Non-negotiable guardrails (enforced in code, not by prompt)

  1. OOS-only fitness. Selection uses the walk-forward OOS aggregate; in-sample metrics are recorded but never the criterion.
  2. Multiple-testing correction. n_trials accumulates across the whole session (via n_trials_offset) and feeds the deflated Sharpe — the more the agent tries, the higher the bar each new config must clear.
  3. Sacred holdout. Reserved up front, never passed to any search, scored once at the end on the final shortlist.
  4. Budgets + dryness stop. Hard caps on trials and tokens, plus a "K rounds with no OOS improvement" stop, so the loop can't chase noise forever.
  5. Human-in-the-loop. Output is config files + a journal; nothing is promoted to live, no PAPER_TRADE toggle, no order capability reachable.
  6. Full audit. Every proposal, trial, and decision is journaled to logs/research_journal.jsonl and is replayable.
  7. Sandbox + hygiene. Generated code and configs pass src/research/sandbox.py before evaluation.

Research hygiene (sandbox.py)

Cheap, load-bearing rules that stop the loop manufacturing overfit garbage at scale:

  • Hypothesis before code. Every proposal must carry a rationale; no rationale ⇒ rejected unevaluated.
  • ≤ 5 tunable parameters per generated strategy — more knobs = more overfit surface.
  • Contract validation of agent-authored code: it must define a concrete Strategy subclass that implements the abstract hooks, declares a valid PARAM_RANGES, carries a docstring, and actually constructs. Generated code runs with a restricted global namespace (no os/sys/network imports, limited builtins) and is a proposal artifact, never auto-merged. Full OS-level process isolation is a documented future enhancement; load_strategy_from_code is the single choke point where it would be enforced.

Provider-agnostic proposer (proposer.py, llm.py)

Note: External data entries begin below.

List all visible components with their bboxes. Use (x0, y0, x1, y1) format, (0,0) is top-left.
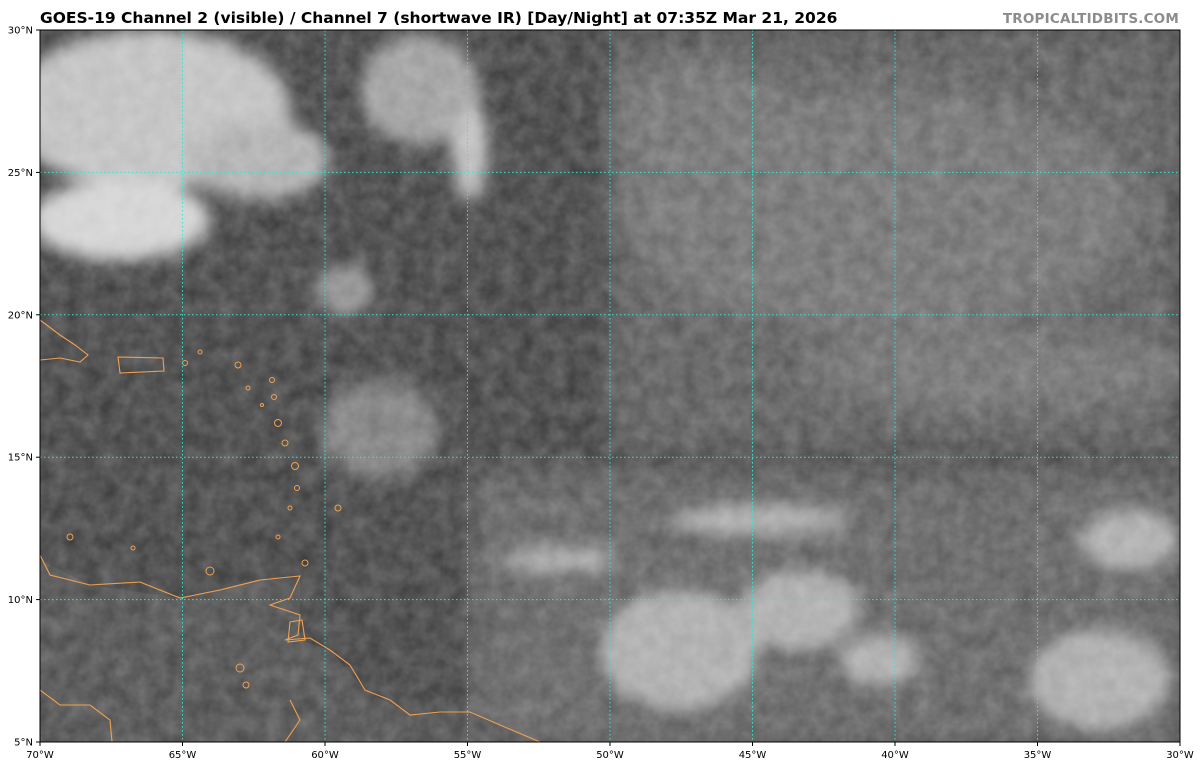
graticule (40, 30, 1180, 742)
x-tick-label: 60°W (311, 750, 339, 761)
coastlines (40, 319, 541, 742)
x-tick-label: 35°W (1024, 750, 1052, 761)
map-title: GOES-19 Channel 2 (visible) / Channel 7 … (40, 9, 838, 27)
y-tick-label: 5°N (14, 738, 33, 749)
x-tick-label: 70°W (26, 750, 54, 761)
x-tick-label: 45°W (739, 750, 767, 761)
x-tick-label: 65°W (169, 750, 197, 761)
y-tick-label: 20°N (8, 310, 33, 321)
y-tick-label: 15°N (8, 453, 33, 464)
axis-ticks: 70°W 65°W 60°W 55°W 50°W 45°W 40°W 35°W 30°W 5°N 1… (8, 26, 1194, 762)
y-tick-label: 10°N (8, 595, 33, 606)
x-tick-label: 40°W (881, 750, 909, 761)
y-tick-label: 25°N (8, 168, 33, 179)
x-tick-label: 55°W (454, 750, 482, 761)
x-tick-label: 30°W (1166, 750, 1194, 761)
watermark: TROPICALTIDBITS.COM (1002, 11, 1179, 27)
x-tick-label: 50°W (596, 750, 624, 761)
satellite-imagery (40, 30, 1180, 742)
y-tick-label: 30°N (8, 26, 33, 37)
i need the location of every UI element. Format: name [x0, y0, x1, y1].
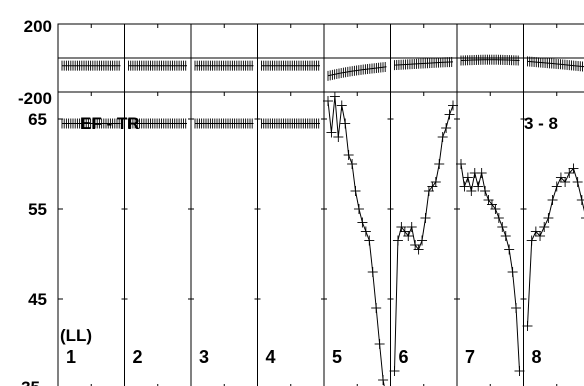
lower-ytick-label-45: 45: [28, 290, 47, 309]
segment-label-1: 1: [66, 347, 76, 367]
lower-line-seg-8: [527, 167, 584, 327]
upper-ytick-label-top: 200: [24, 17, 52, 36]
lower-line-seg-7: [460, 163, 520, 372]
annotation-ef-tr: EF - TR: [80, 114, 140, 133]
lower-ytick-label-65: 65: [28, 110, 47, 129]
segment-label-3: 3: [199, 347, 209, 367]
upper-ytick-label-bottom: -200: [18, 89, 52, 108]
segment-label-4: 4: [266, 347, 276, 367]
lower-plot-frame: [57, 91, 584, 386]
lower-line-seg-5: [327, 96, 385, 386]
segment-label-5: 5: [332, 347, 342, 367]
annotation-ll: (LL): [60, 326, 92, 345]
segment-label-8: 8: [532, 347, 542, 367]
data-series: [61, 54, 584, 386]
segment-label-7: 7: [465, 347, 475, 367]
lower-ytick-label-35: 35: [21, 378, 40, 386]
segment-dividers: [124, 24, 524, 386]
segment-label-2: 2: [133, 347, 143, 367]
lower-line-seg-6: [394, 105, 454, 372]
plot-frames: [57, 23, 584, 386]
tick-marks: [58, 24, 558, 386]
segment-label-6: 6: [399, 347, 409, 367]
annotation-range: 3 - 8: [524, 114, 558, 133]
lower-ytick-label-55: 55: [28, 200, 47, 219]
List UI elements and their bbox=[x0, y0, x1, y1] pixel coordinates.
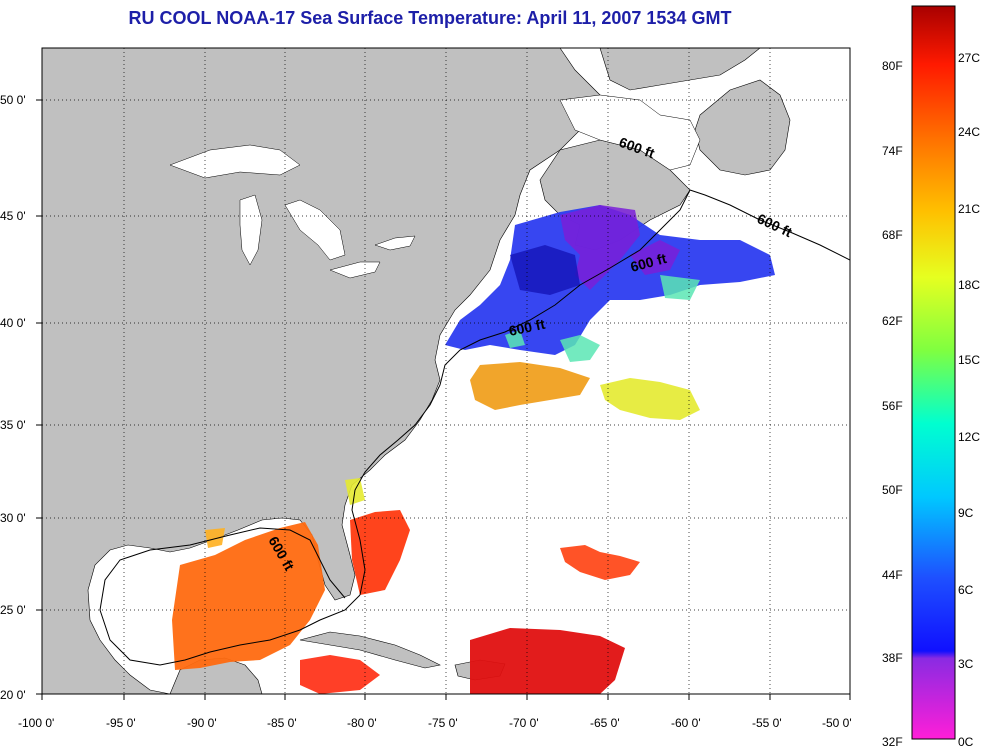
colorbar bbox=[911, 5, 956, 740]
sst-cool-fringe bbox=[505, 275, 700, 362]
sst-caribbean-south bbox=[300, 655, 380, 694]
colorbar-f-label: 44F bbox=[882, 568, 903, 582]
lat-tick-label: 45 0' bbox=[0, 209, 26, 223]
lon-tick-label: -50 0' bbox=[822, 716, 852, 730]
colorbar-c-label: 24C bbox=[958, 125, 980, 139]
colorbar-f-label: 74F bbox=[882, 144, 903, 158]
lon-tick-label: -90 0' bbox=[187, 716, 217, 730]
sst-purple-region bbox=[560, 205, 680, 290]
map-tick-marks bbox=[36, 99, 851, 700]
colorbar-c-label: 15C bbox=[958, 353, 980, 367]
colorbar-c-label: 9C bbox=[958, 506, 974, 520]
colorbar-f-label: 68F bbox=[882, 228, 903, 242]
lon-tick-label: -85 0' bbox=[267, 716, 297, 730]
land-cuba bbox=[299, 631, 441, 669]
land-labrador bbox=[599, 48, 761, 91]
lon-tick-label: -95 0' bbox=[106, 716, 136, 730]
colorbar-f-label: 32F bbox=[882, 735, 903, 749]
lat-tick-label: 25 0' bbox=[0, 603, 26, 617]
lon-tick-label: -60 0' bbox=[671, 716, 701, 730]
sst-gulf-stream-front bbox=[470, 362, 590, 410]
sst-sargasso-patch bbox=[560, 545, 640, 580]
latitude-labels: 20 0' 25 0' 30 0' 35 0' 40 0' 45 0' 50 0… bbox=[0, 93, 26, 702]
lon-tick-label: -55 0' bbox=[752, 716, 782, 730]
land-newfoundland bbox=[694, 79, 791, 176]
land-north-america bbox=[42, 48, 601, 694]
colorbar-f-label: 50F bbox=[882, 483, 903, 497]
sst-dark-blue-region bbox=[510, 245, 580, 295]
sst-florida-east-warm bbox=[350, 510, 410, 595]
lon-tick-label: -100 0' bbox=[18, 716, 54, 730]
contour-label: 600 ft bbox=[507, 316, 546, 339]
longitude-labels: -100 0' -95 0' -90 0' -85 0' -80 0' -75 … bbox=[18, 716, 852, 730]
gulf-st-lawrence bbox=[559, 94, 701, 171]
colorbar-c-label: 12C bbox=[958, 430, 980, 444]
lat-tick-label: 30 0' bbox=[0, 511, 26, 525]
great-lakes bbox=[169, 144, 416, 279]
isobath-line bbox=[351, 189, 850, 596]
lon-tick-label: -65 0' bbox=[590, 716, 620, 730]
colorbar-c-label: 6C bbox=[958, 583, 974, 597]
lat-tick-label: 40 0' bbox=[0, 316, 26, 330]
map-title: RU COOL NOAA-17 Sea Surface Temperature:… bbox=[128, 8, 732, 28]
sst-cold-region bbox=[445, 205, 775, 355]
sst-yellow-patch bbox=[345, 378, 700, 505]
lon-tick-label: -80 0' bbox=[347, 716, 377, 730]
lon-tick-label: -75 0' bbox=[428, 716, 458, 730]
colorbar-f-label: 56F bbox=[882, 399, 903, 413]
colorbar-c-label: 18C bbox=[958, 278, 980, 292]
sst-caribbean-hot bbox=[470, 628, 625, 694]
map-grid bbox=[42, 48, 850, 694]
lat-tick-label: 50 0' bbox=[0, 93, 26, 107]
colorbar-c-label: 0C bbox=[958, 735, 974, 749]
sst-gulf-warm bbox=[172, 522, 325, 670]
isobath-line-gulf bbox=[99, 527, 361, 666]
lat-tick-label: 20 0' bbox=[0, 688, 26, 702]
lon-tick-label: -70 0' bbox=[509, 716, 539, 730]
colorbar-f-label: 80F bbox=[882, 59, 903, 73]
colorbar-fahrenheit-labels: 80F 74F 68F 62F 56F 50F 44F 38F 32F bbox=[882, 59, 903, 749]
colorbar-c-label: 21C bbox=[958, 202, 980, 216]
lat-tick-label: 35 0' bbox=[0, 418, 26, 432]
colorbar-f-label: 62F bbox=[882, 314, 903, 328]
sst-gulf-yellow-edge bbox=[205, 528, 225, 548]
colorbar-c-label: 27C bbox=[958, 51, 980, 65]
colorbar-f-label: 38F bbox=[882, 651, 903, 665]
colorbar-c-label: 3C bbox=[958, 657, 974, 671]
colorbar-celsius-labels: 27C 24C 21C 18C 15C 12C 9C 6C 3C 0C bbox=[958, 51, 980, 749]
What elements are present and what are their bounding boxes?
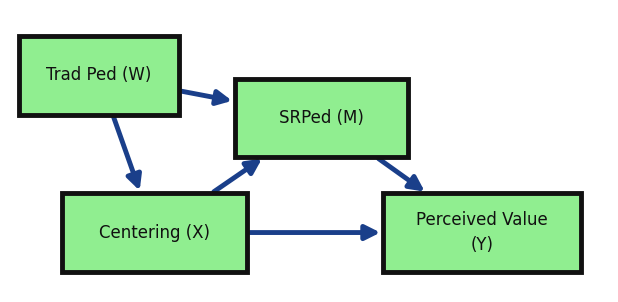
- Text: Centering (X): Centering (X): [99, 223, 210, 242]
- FancyBboxPatch shape: [62, 193, 247, 272]
- FancyBboxPatch shape: [383, 193, 581, 272]
- Text: Trad Ped (W): Trad Ped (W): [46, 66, 151, 85]
- FancyBboxPatch shape: [19, 36, 179, 115]
- Text: Perceived Value
(Y): Perceived Value (Y): [416, 211, 548, 254]
- Text: SRPed (M): SRPed (M): [279, 109, 364, 127]
- FancyBboxPatch shape: [235, 79, 408, 157]
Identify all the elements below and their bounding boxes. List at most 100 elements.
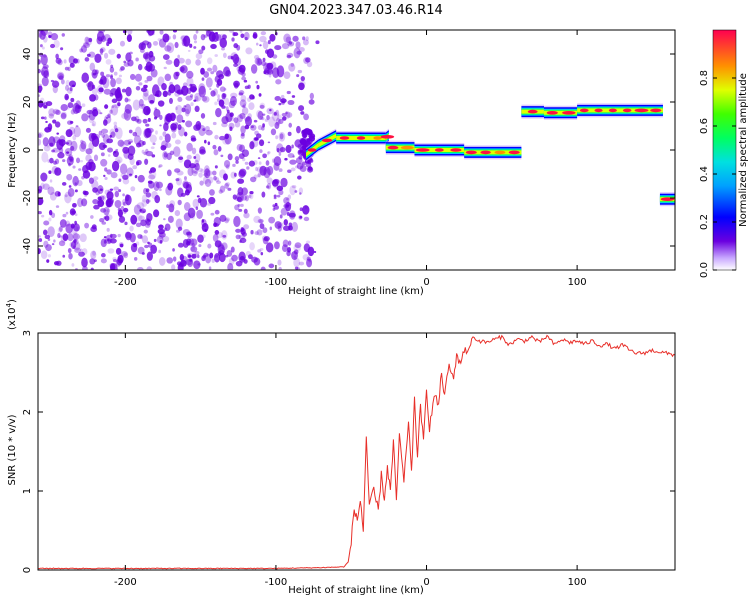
- noise-speck: [88, 37, 93, 43]
- noise-speck: [278, 152, 282, 156]
- noise-speck: [260, 266, 266, 270]
- noise-speck: [248, 194, 252, 199]
- noise-speck: [158, 257, 166, 266]
- noise-speck: [72, 134, 77, 141]
- noise-speck: [86, 109, 93, 115]
- noise-speck: [199, 180, 204, 186]
- noise-speck: [141, 149, 145, 154]
- noise-speck: [163, 218, 166, 221]
- noise-speck: [42, 229, 48, 236]
- noise-speck: [50, 33, 59, 41]
- noise-speck: [70, 97, 75, 103]
- noise-speck: [239, 99, 247, 108]
- noise-speck: [179, 253, 185, 261]
- noise-speck: [257, 157, 261, 160]
- noise-speck: [121, 113, 129, 120]
- noise-speck: [268, 263, 275, 269]
- noise-speck: [158, 224, 164, 230]
- noise-speck: [214, 165, 218, 169]
- noise-speck: [263, 62, 271, 72]
- noise-speck: [51, 212, 56, 219]
- noise-speck: [233, 82, 239, 89]
- noise-speck: [214, 101, 218, 106]
- noise-speck: [190, 238, 198, 247]
- noise-speck: [260, 61, 267, 67]
- noise-speck: [155, 90, 162, 98]
- noise-speck: [43, 220, 50, 226]
- noise-speck: [159, 30, 164, 35]
- noise-speck: [287, 240, 292, 246]
- noise-speck: [89, 94, 96, 102]
- noise-speck: [269, 226, 273, 231]
- noise-speck: [48, 35, 52, 39]
- noise-speck: [193, 46, 197, 49]
- noise-speck: [266, 114, 270, 120]
- noise-speck: [58, 226, 63, 232]
- noise-speck: [157, 100, 165, 107]
- noise-speck: [249, 190, 254, 195]
- noise-speck: [153, 209, 160, 218]
- noise-speck: [307, 166, 314, 173]
- noise-speck: [210, 43, 217, 50]
- noise-speck: [68, 156, 75, 161]
- noise-speck: [223, 97, 230, 106]
- noise-speck: [141, 252, 145, 255]
- noise-speck: [41, 214, 45, 218]
- noise-speck: [81, 103, 86, 108]
- noise-speck: [67, 187, 75, 197]
- noise-speck: [41, 76, 49, 87]
- noise-speck: [177, 124, 182, 131]
- noise-speck: [236, 44, 241, 51]
- noise-speck: [239, 113, 246, 119]
- noise-speck: [198, 244, 202, 248]
- noise-speck: [107, 37, 113, 44]
- noise-speck: [287, 100, 295, 106]
- noise-speck: [38, 94, 41, 97]
- noise-speck: [101, 221, 107, 225]
- noise-speck: [227, 153, 233, 161]
- noise-speck: [190, 245, 196, 252]
- noise-speck: [122, 146, 130, 154]
- noise-speck: [293, 257, 301, 268]
- noise-speck: [129, 173, 133, 176]
- noise-speck: [159, 135, 163, 141]
- noise-speck: [241, 76, 247, 81]
- noise-speck: [193, 99, 197, 102]
- noise-speck: [216, 70, 224, 78]
- noise-speck: [263, 166, 271, 179]
- noise-speck: [142, 92, 150, 101]
- noise-speck: [299, 138, 307, 146]
- noise-region: [38, 30, 320, 270]
- noise-speck: [113, 121, 118, 126]
- noise-speck: [166, 42, 175, 54]
- noise-speck: [145, 218, 152, 226]
- noise-speck: [177, 54, 180, 59]
- noise-speck: [238, 92, 244, 96]
- noise-speck: [219, 86, 226, 92]
- x-tick-label: 0: [423, 277, 429, 288]
- noise-speck: [119, 40, 126, 47]
- noise-speck: [274, 96, 281, 101]
- noise-speck: [250, 64, 258, 74]
- noise-speck: [260, 251, 263, 256]
- y-tick-label: 0: [22, 147, 33, 153]
- noise-speck: [52, 84, 58, 94]
- noise-speck: [286, 54, 292, 59]
- noise-speck: [72, 165, 76, 169]
- noise-speck: [169, 150, 175, 156]
- noise-speck: [91, 69, 98, 79]
- noise-speck: [303, 113, 309, 121]
- noise-speck: [166, 257, 174, 264]
- noise-speck: [106, 227, 110, 232]
- noise-speck: [61, 181, 67, 186]
- noise-speck: [52, 136, 61, 144]
- noise-speck: [133, 135, 141, 145]
- noise-speck: [50, 79, 55, 83]
- noise-speck: [187, 207, 196, 219]
- noise-speck: [212, 121, 217, 126]
- noise-speck: [174, 168, 181, 173]
- noise-speck: [170, 126, 177, 133]
- noise-speck: [175, 122, 179, 126]
- noise-speck: [125, 194, 130, 202]
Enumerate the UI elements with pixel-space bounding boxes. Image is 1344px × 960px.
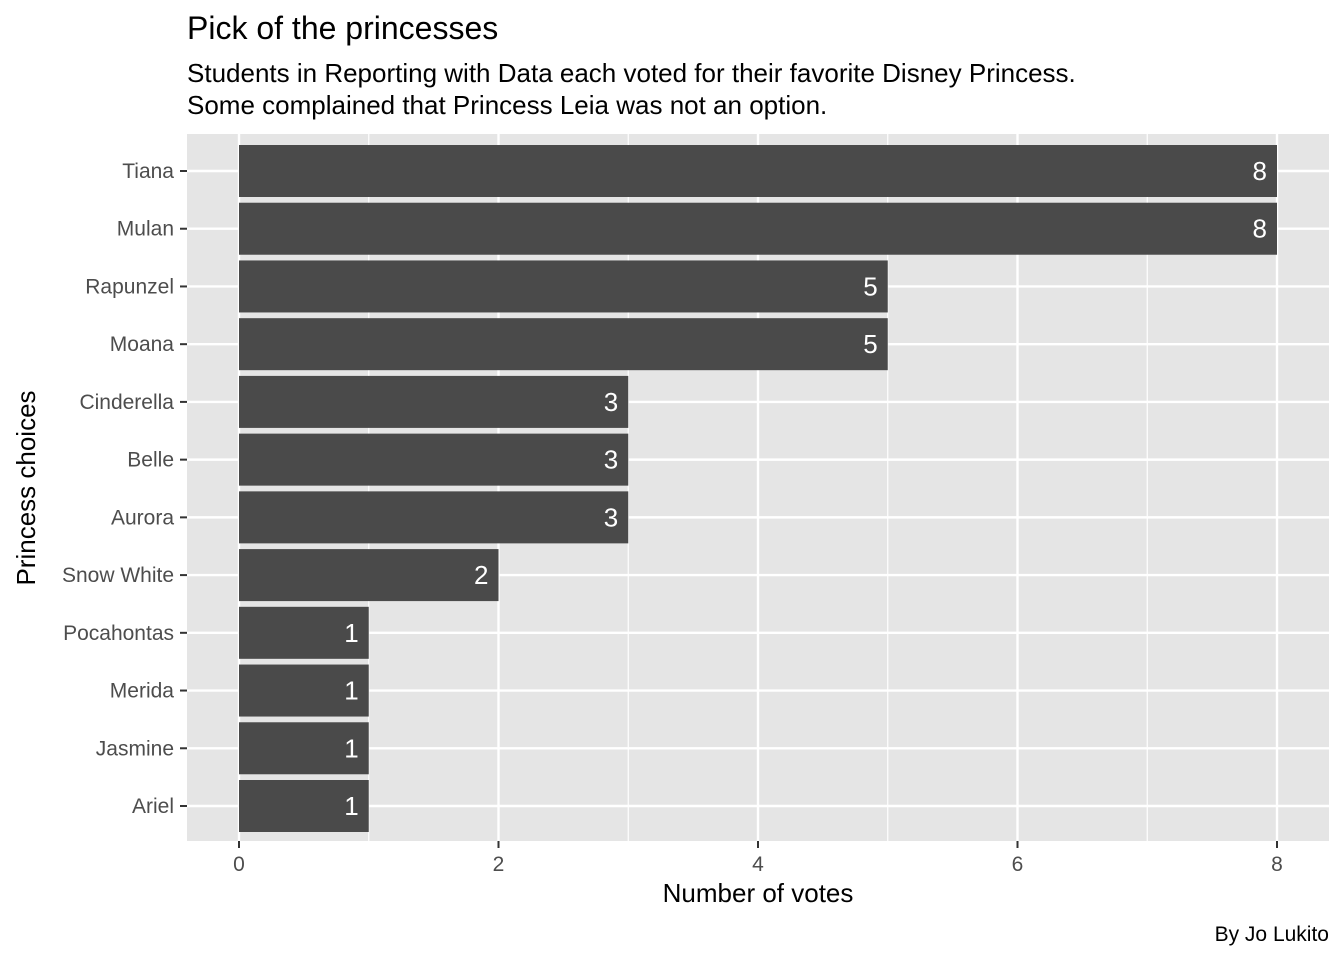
bar-tiana bbox=[239, 145, 1277, 197]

The loop and guardrails are proposer-agnostic. LLMProposer drives any LLMClient:

  • AnthropicClient — Claude via the anthropic SDK (ai extra).
  • OpenAIClient — GPT via the openai SDK (openai extra).
  • OllamaClient — any local model over the Ollama HTTP API (no dependency — standard library only).

build_proposer(provider, model) / build_llm_client(provider, model) pick the backend. Credentials resolve from config.py first, then the standard environment variable (ANTHROPIC_API_KEY / OPENAI_API_KEY; OLLAMA_BASE_URL for the local server). FixedProposer replays a fixed list for deterministic offline tests.

A "tune" proposal fixes specific parameter values and is validated as a fixed-config walk-forward (WalkForwardValidator.evaluate_config), counting as one trial toward the session's multiple-testing total. A "code" proposal (behind --allow-code-gen) loads a new strategy class through the sandbox and runs a full per-fold optimization over its PARAM_RANGES.